The captured packets in the ASCII format are shown in the following image:

Example # 7: Display the Captured Packets in ASCII and HEX Formats using TCPDUMP:

The command shown below can be used to print the captured packets in the ASCII and HEX formats at the same time:

$ sudo tcpdump –XX –c 3 –i enp0s3

The following image shows the output of this command:

Example # 8: Save the Captured Packets in a File using TCPDUMP:

If you want to save the captured packets in a file, then you need to run the command shown below:

$ sudo tcpdump –w 0001.pcap –c 3 –i enp0s3

Here, “0001.pcap” is the name of the file to which the captured packets will be stored.

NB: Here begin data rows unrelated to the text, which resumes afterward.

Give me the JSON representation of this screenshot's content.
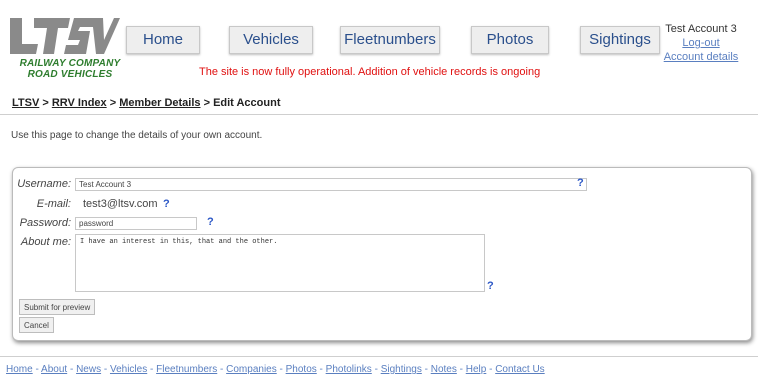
{
  "logo": {
    "text": "LTSV",
    "line1": "RAILWAY COMPANY",
    "line2": "ROAD VEHICLES"
  },
  "nav": [
    {
      "label": "Home"
    },
    {
      "label": "Vehicles"
    },
    {
      "label": "Fleetnumbers"
    },
    {
      "label": "Photos"
    },
    {
      "label": "Sightings"
    }
  ],
  "notice": "The site is now fully operational. Addition of vehicle records is ongoing",
  "account": {
    "name": "Test Account 3",
    "logout": "Log-out",
    "details": "Account details"
  },
  "breadcrumb": {
    "ltsv": "LTSV",
    "sep": " > ",
    "rrv": "RRV Index",
    "member": "Member Details",
    "current": "Edit Account"
  },
  "intro": "Use this page to change the details of your own account.",
  "form": {
    "username_label": "Username:",
    "username_value": "Test Account 3",
    "email_label": "E-mail:",
    "email_value": "test3@ltsv.com",
    "password_label": "Password:",
    "password_value": "password",
    "about_label": "About me:",
    "about_value": "I have an interest in this, that and the other.",
    "help": "?",
    "submit_label": "Submit for preview",
    "cancel_label": "Cancel"
  },
  "footer": {
    "links": [
      "Home",
      "About",
      "News",
      "Vehicles",
      "Fleetnumbers",
      "Companies",
      "Photos",
      "Photolinks",
      "Sightings",
      "Notes",
      "Help",
      "Contact Us"
    ],
    "sep": " - "
  },
  "colors": {
    "link": "#5a7fc0",
    "notice": "#e01010",
    "logo_grey": "#8a8a8a",
    "logo_green": "#2e7d2e",
    "help": "#2a56c6"
  }
}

After successfully saving the captured packets to the specified file, the following output will be displayed on the terminal:

Example # 9: Read the Captured Packets from a File using TCPDUMP:

Now, if you want to read and analyze the captured packets that you have previously saved to a file, then, you will have to run the command shown below:

$ sudo tcpdump –r 0001.pcap

The contents of our specified file, i.e., all the captured and saved packets, are shown in the following image:

Example # 10: Capture Only the IP Packets using TCPDUMP:

You might also choose to capture only the IP packets by running the command shown below:

$ sudo tcpdump –n –c 3 –i enp0s3

The captured IP packets are shown in the following image:

Example # 11: Capture Packets Only of a Specific Protocol using TCPDUMP:

The command stated below can be used to capture only the packets that use a specified protocol:

$ sudo tcpdump –c 3 –i enp0s3 udp

This command will capture three UDP packets from the specified interface, as shown in the following image. You can use the same command while replacing “udp” with “tcp” to capture the TCP packets.

Example # 12: Capture Packets Only from a Specific Port using TCPDUMP:

If you want to capture the packets only from a specific port, then you will have to run the command shown below.

$ sudo tcpdump –c 1 –i enp0s3 port 29915

Here, you can replace “29915” with the port number of the port whose packets you wish to capture.

This command will take some time to execute, after which you will be able to see the packets captured from the specified port.

Example # 13: Capture Packets from the Source IP Address using TCPDUMP:

To capture the packets from the source IP address, you will have to run the following command:

$ sudo tcpdump –c 3 –i enp0s3 src 10.0.2.15

You can replace “10.0.2.15” with your particular source IP address.

Again, this command will take some time to finish its execution, after which you will be able to see the captured packets from the source IP address.

Example # 14: Capture Packets from the Destination IP Address using TCPDUMP:

Finally, you can also capture packets from the destination IP address by running the command shown below:

$ sudo tcpdump –c 3 –i enp0s3 dst 192.168.10.1

Here, you can replace “192.168.10.1” with the particular destination IP address whose packets you want to capture.

After some time, this command will display the captured packets from the destination IP address.

Conclusion

This tutorial guided you on the usage of the TCPDUMP tool on a Linux Mint 20.3 system. By going through the examples shared in this tutorial, you will at least learn the basic usage of this extremely helpful utility.